EPA long has been anticipated to take a very aggressive approach to its authority under Section 111(d) to adopt as BSER for greenhouse gases from power plants requirements that go beyond controls that can be implemented at the source itself. This is for the simple reason that a program limited to standards that impose requirements to control emissions only at the plant would be limited, in the absence of mature carbon sequestration and storage technology, to energy efficiency measures that cannot achieve major reductions. Thus, even prior to this proposal, debate has largely focused on whether the statutory definition of BSER is broad enough to encompass a “system” that basically requires that the plant not utilize its capacity such that other sources substitute for the plant’s production or that demand for the plant’s production be controlled.

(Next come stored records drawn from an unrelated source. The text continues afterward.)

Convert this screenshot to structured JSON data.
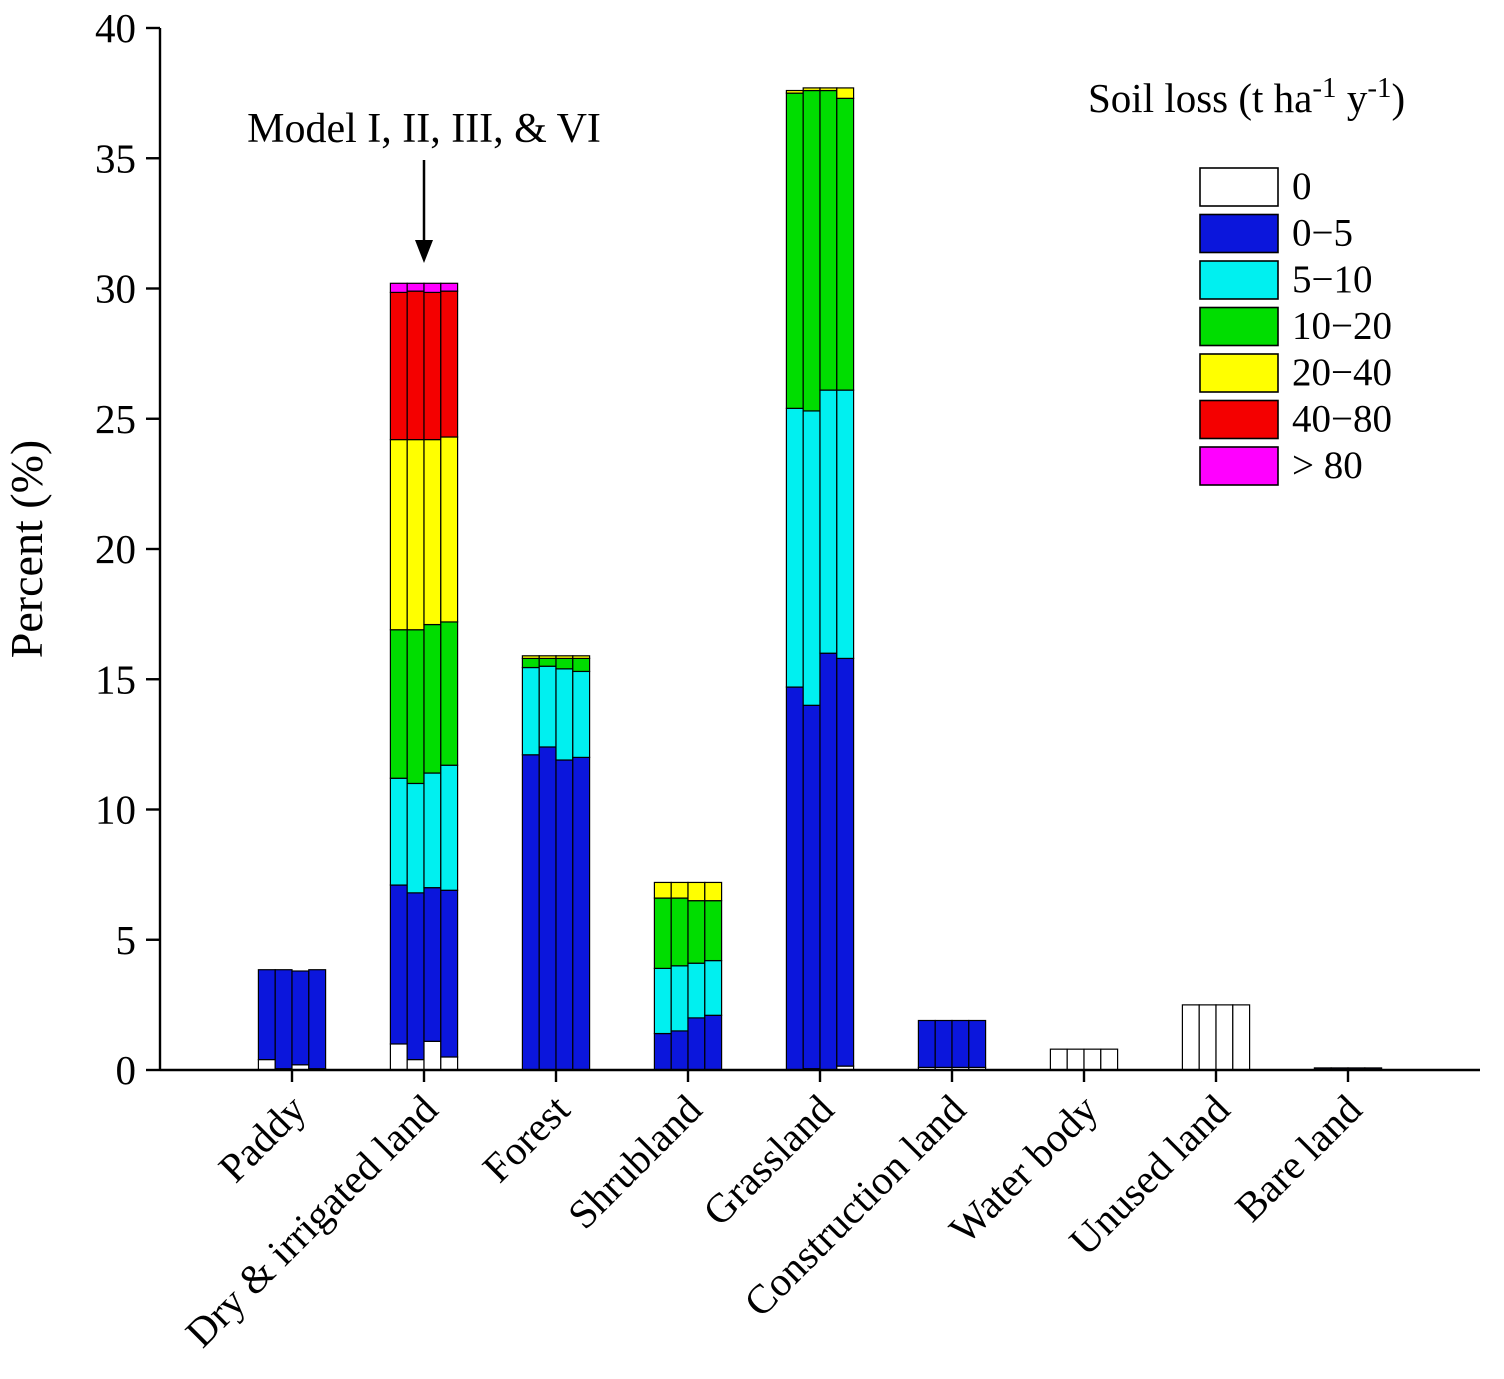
{
  "chart_data": {
    "type": "bar",
    "stacked": true,
    "bars_per_category": 4,
    "ylabel": "Percent (%)",
    "ylim": [
      0,
      40
    ],
    "yticks": [
      0,
      5,
      10,
      15,
      20,
      25,
      30,
      35,
      40
    ],
    "grid": false,
    "categories": [
      "Paddy",
      "Dry & irrigated land",
      "Forest",
      "Shrubland",
      "Grassland",
      "Construction land",
      "Water body",
      "Unused land",
      "Bare land"
    ],
    "annotation": {
      "text": "Model I, II, III, & VI",
      "target_category": "Dry & irrigated land"
    },
    "legend": {
      "position": "upper right",
      "title_parts": {
        "base1": "Soil loss (t ha",
        "sup1": "-1",
        "base2": " y",
        "sup2": "-1",
        "base3": ")"
      }
    },
    "series": [
      {
        "name": "0",
        "color": "#ffffff",
        "values": [
          [
            0.4,
            0.05,
            0.2,
            0.05
          ],
          [
            1.0,
            0.4,
            1.1,
            0.5
          ],
          [
            0,
            0,
            0,
            0
          ],
          [
            0,
            0,
            0,
            0
          ],
          [
            0,
            0.05,
            0,
            0.15
          ],
          [
            0.1,
            0.1,
            0.1,
            0.1
          ],
          [
            0.8,
            0.8,
            0.8,
            0.8
          ],
          [
            2.5,
            2.5,
            2.5,
            2.5
          ],
          [
            0.03,
            0.03,
            0.03,
            0.03
          ]
        ]
      },
      {
        "name": "0−5",
        "color": "#0b16dc",
        "values": [
          [
            3.45,
            3.8,
            3.6,
            3.8
          ],
          [
            6.1,
            6.4,
            5.9,
            6.4
          ],
          [
            12.1,
            12.4,
            11.9,
            12.0
          ],
          [
            1.4,
            1.5,
            2.0,
            2.1
          ],
          [
            14.7,
            13.95,
            16.0,
            15.65
          ],
          [
            1.8,
            1.8,
            1.8,
            1.8
          ],
          [
            0,
            0,
            0,
            0
          ],
          [
            0,
            0,
            0,
            0
          ],
          [
            0.05,
            0.05,
            0.05,
            0.05
          ]
        ]
      },
      {
        "name": "5−10",
        "color": "#00f0f0",
        "values": [
          [
            0,
            0,
            0,
            0
          ],
          [
            4.1,
            4.2,
            4.4,
            4.8
          ],
          [
            3.35,
            3.1,
            3.5,
            3.3
          ],
          [
            2.5,
            2.5,
            2.1,
            2.1
          ],
          [
            10.7,
            11.3,
            10.1,
            10.3
          ],
          [
            0,
            0,
            0,
            0
          ],
          [
            0,
            0,
            0,
            0
          ],
          [
            0,
            0,
            0,
            0
          ],
          [
            0,
            0,
            0,
            0
          ]
        ]
      },
      {
        "name": "10−20",
        "color": "#00dd00",
        "values": [
          [
            0,
            0,
            0,
            0
          ],
          [
            5.7,
            5.9,
            5.7,
            5.5
          ],
          [
            0.35,
            0.3,
            0.4,
            0.5
          ],
          [
            2.7,
            2.6,
            2.4,
            2.3
          ],
          [
            12.1,
            12.3,
            11.5,
            11.2
          ],
          [
            0,
            0,
            0,
            0
          ],
          [
            0,
            0,
            0,
            0
          ],
          [
            0,
            0,
            0,
            0
          ],
          [
            0,
            0,
            0,
            0
          ]
        ]
      },
      {
        "name": "20−40",
        "color": "#ffff00",
        "values": [
          [
            0,
            0,
            0,
            0
          ],
          [
            7.3,
            7.3,
            7.1,
            7.1
          ],
          [
            0.1,
            0.1,
            0.1,
            0.1
          ],
          [
            0.6,
            0.6,
            0.7,
            0.7
          ],
          [
            0.1,
            0.1,
            0.1,
            0.4
          ],
          [
            0,
            0,
            0,
            0
          ],
          [
            0,
            0,
            0,
            0
          ],
          [
            0,
            0,
            0,
            0
          ],
          [
            0,
            0,
            0,
            0
          ]
        ]
      },
      {
        "name": "40−80",
        "color": "#f40000",
        "values": [
          [
            0,
            0,
            0,
            0
          ],
          [
            5.65,
            5.7,
            5.65,
            5.6
          ],
          [
            0,
            0,
            0,
            0
          ],
          [
            0,
            0,
            0,
            0
          ],
          [
            0,
            0,
            0,
            0
          ],
          [
            0,
            0,
            0,
            0
          ],
          [
            0,
            0,
            0,
            0
          ],
          [
            0,
            0,
            0,
            0
          ],
          [
            0,
            0,
            0,
            0
          ]
        ]
      },
      {
        "name": "> 80",
        "color": "#ff00ff",
        "values": [
          [
            0,
            0,
            0,
            0
          ],
          [
            0.35,
            0.3,
            0.35,
            0.3
          ],
          [
            0,
            0,
            0,
            0
          ],
          [
            0,
            0,
            0,
            0
          ],
          [
            0,
            0,
            0,
            0
          ],
          [
            0,
            0,
            0,
            0
          ],
          [
            0,
            0,
            0,
            0
          ],
          [
            0,
            0,
            0,
            0
          ],
          [
            0,
            0,
            0,
            0
          ]
        ]
      }
    ]
  }
}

The limits of EPA authority may become further apparent in the scenario where a state fails to submit a plan. In such a situation, Section 111(d)(2)(A) allows EPA to create its own federal implementation plan for the state. It is not clear how EPA would exercise such authority as a matter of federal law. For example, opponents of EPA plans may argue that Congress did not intend to allow EPA to regulate the dispatch of electricity through Section 111. Even an EPA requirement that coal-fired plants materially reduce their capacity utilization raises a host of energy regulatory and reliability concerns. The same argument could be made for EPA requirements to build a particular mix of future energy sources or the implementation of demand side energy controls. And, even if EPA has such authority, the question remains as to whether EPA has the capacity and expertise to govern electricity markets. After all, the implementation of the building blocks will require policy choices that affect the very reliability of each state’s power grid.
In addition to EPA’s authority over energy markets, some have questioned whether EPA will ultimately have authority to issue the 111(d) rule at all. EPA’s 111(d) rule is premised on regulation of the same source category and pollutant under Section 111(b). EPA’s 111(b) rules for new power plants have not yet been finalized. When they are, they will certainly be subject to legal challenge. If they are overturned, EPA will arguably no longer have the authority to issue the 111(d) rule.
Regulation of existing power plant carbon dioxide emissions under Section 111(d) of the CAA would be unprecedented in its scope and complexity. Significant questions remain as to the legal authority of EPA’s proposal, as well as the mechanics of how such a proposal will be implemented. As currently structured, EPA potentially would be assuming a role in the dispatch of power plants and imposing a requirement to assume such a role on the states, a role that EPA and states may neither want nor be fully equipped to handle.